Closed wavenator closed 3 years ago
FuzzyWuzzy uses either difflib as a pure Python implementation or python-Levenshtein. From your results you used the version using python-Levenshtein. In fuzz.partial_ratio there are two relevant algorithms: 1) algorithm to calculate the optimal alignment 2) algorithm to calculate the normalized edit distance
It tries to find a substring of len(shorter) in the longer string (the substring can be shorter if it is placed at the end of the longer string). To find this substring fuzzywuzzy uses difflib.SequenceMatcher with get_matching_blocks (In fact this is not a valid way to find the best aligned substring, but works relatively well in most cases). The implementation of this get_matching_blocks method in python-Levenshtein is completely broken, so for RapidFuzz I decided to use: 1) The implementation of difflib for the optimal alignment 2) the Levenshtein distance for the normalized edit distance So basically a combination of these two variants of FuzzyWuzzy
In [7]: rapidfuzz.fuzz.partial_ratio('vodafone', 'bentley')
Out[7]: 44.44444444444444
In [8]: fuzzywuzzy.fuzz.partial_ratio('vodafone', 'bentley')
Out[8]: 29
This is an example, where python-Levenshtein has incorrect results. difflib returns the following matching blocks:
>>> Levenshtein.StringMatcher.StringMatcher(None, 'bentley', 'vodafone').get_matching_blocks()
[(7, 8, 0)]
>>> difflib.SequenceMatcher(None, 'bentley', 'vodafone').get_matching_blocks()

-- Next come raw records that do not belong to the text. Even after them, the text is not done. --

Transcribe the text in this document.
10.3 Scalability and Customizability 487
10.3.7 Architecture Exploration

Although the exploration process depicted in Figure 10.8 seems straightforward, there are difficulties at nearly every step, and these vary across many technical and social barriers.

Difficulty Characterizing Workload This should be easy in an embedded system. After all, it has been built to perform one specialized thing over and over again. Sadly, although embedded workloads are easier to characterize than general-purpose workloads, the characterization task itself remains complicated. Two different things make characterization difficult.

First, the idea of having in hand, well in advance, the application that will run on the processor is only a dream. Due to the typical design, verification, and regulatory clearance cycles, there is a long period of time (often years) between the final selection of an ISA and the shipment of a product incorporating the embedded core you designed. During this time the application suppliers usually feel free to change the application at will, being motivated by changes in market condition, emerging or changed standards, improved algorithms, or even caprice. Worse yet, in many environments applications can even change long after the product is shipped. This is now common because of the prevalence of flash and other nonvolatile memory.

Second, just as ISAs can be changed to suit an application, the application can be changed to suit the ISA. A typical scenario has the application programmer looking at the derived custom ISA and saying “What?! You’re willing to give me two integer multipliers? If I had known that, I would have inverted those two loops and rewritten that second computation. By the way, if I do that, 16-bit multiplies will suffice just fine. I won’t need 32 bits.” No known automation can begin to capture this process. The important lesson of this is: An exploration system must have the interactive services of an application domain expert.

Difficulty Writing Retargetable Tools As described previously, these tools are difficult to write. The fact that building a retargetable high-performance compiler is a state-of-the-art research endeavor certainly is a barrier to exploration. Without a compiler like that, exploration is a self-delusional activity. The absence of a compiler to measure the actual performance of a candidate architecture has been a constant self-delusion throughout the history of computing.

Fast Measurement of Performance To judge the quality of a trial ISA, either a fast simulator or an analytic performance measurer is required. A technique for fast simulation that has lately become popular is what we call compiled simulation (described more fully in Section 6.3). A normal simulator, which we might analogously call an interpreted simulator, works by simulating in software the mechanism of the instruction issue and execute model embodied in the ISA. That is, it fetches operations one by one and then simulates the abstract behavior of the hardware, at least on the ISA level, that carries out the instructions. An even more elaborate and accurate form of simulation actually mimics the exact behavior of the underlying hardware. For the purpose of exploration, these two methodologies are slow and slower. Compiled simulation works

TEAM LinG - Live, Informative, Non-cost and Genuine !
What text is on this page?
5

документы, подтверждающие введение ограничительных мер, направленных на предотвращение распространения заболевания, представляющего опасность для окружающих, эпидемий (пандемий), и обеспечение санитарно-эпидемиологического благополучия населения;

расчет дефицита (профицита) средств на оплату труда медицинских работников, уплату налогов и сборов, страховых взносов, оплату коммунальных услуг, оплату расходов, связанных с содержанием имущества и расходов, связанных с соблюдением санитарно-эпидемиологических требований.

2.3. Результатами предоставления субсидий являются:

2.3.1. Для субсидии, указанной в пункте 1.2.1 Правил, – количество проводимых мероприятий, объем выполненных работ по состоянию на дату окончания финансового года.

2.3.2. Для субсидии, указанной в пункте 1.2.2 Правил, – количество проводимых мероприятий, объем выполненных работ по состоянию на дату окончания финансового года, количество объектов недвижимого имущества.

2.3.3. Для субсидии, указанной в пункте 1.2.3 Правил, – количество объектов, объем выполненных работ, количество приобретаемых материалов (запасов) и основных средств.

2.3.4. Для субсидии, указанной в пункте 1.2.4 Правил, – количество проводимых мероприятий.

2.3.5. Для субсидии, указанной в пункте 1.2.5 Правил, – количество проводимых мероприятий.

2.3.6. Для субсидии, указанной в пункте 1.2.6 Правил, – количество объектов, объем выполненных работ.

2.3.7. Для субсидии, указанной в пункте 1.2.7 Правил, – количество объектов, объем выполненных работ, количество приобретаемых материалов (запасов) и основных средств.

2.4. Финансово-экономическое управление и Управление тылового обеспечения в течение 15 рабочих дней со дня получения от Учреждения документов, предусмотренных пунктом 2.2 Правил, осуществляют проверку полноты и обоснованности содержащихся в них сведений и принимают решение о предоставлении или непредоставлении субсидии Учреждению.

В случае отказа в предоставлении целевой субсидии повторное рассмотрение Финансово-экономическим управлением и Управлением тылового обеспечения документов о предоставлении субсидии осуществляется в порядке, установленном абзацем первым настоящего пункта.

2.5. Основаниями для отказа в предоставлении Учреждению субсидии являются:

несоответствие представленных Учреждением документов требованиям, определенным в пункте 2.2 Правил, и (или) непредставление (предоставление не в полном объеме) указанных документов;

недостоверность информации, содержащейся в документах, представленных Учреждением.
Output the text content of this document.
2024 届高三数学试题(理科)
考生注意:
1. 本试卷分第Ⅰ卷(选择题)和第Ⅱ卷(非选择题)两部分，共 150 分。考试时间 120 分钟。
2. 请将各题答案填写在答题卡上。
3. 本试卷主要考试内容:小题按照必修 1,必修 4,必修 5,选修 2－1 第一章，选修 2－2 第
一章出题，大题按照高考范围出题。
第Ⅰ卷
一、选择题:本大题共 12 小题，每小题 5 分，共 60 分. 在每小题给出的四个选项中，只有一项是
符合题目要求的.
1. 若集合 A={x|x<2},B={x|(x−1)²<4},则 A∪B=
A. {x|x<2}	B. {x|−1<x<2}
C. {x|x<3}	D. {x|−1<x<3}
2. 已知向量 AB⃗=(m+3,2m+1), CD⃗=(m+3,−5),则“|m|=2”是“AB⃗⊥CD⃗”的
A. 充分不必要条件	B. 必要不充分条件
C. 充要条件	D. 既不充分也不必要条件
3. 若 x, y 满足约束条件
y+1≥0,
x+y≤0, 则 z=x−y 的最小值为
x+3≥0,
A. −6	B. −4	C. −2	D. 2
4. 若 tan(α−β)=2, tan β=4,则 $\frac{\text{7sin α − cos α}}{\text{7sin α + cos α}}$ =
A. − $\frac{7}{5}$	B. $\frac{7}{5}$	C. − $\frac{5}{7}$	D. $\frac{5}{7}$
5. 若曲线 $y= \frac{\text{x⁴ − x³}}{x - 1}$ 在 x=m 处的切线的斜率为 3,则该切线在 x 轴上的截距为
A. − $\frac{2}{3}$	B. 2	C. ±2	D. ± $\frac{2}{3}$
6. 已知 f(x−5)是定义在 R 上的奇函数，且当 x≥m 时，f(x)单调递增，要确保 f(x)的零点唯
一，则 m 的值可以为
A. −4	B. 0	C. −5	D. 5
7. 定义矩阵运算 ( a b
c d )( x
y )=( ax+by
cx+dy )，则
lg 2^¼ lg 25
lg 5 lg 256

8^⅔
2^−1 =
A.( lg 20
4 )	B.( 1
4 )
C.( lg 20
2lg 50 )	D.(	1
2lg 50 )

[Match(a=1, b=7, size=1), Match(a=7, b=8, size=0)]
This has the result, that RapidFuzz tests the following alignments:
bentley <-> ne -> normalized Levenshtein = 44.44444444444444
bentley <-> odafone -> normalized Levenshtein = 28.57
While FuzzyWuzzy using difflib tests the following alignments:
bentley <-> ne -> difflib.SequenceMatcher.ratio = 22
bentley <-> odafone -> difflib.SequenceMatcher.ratio = 14
and FuzzyWuzzy using python-Levenshtein tests these alignments:
bentley <-> odafone -> normalized Levenshtein = 29
The same applies to the second example. This broken implementation is already known for quite a while: https://github.com/seatgeek/fuzzywuzzy/issues/79, but apparently the results are good enough for SeatGeek and faster than the pure Python implementation.
I appreciate your thorough and proficient explanation. It makes a lot of sense now.
These strings return different results depending on which library you are using.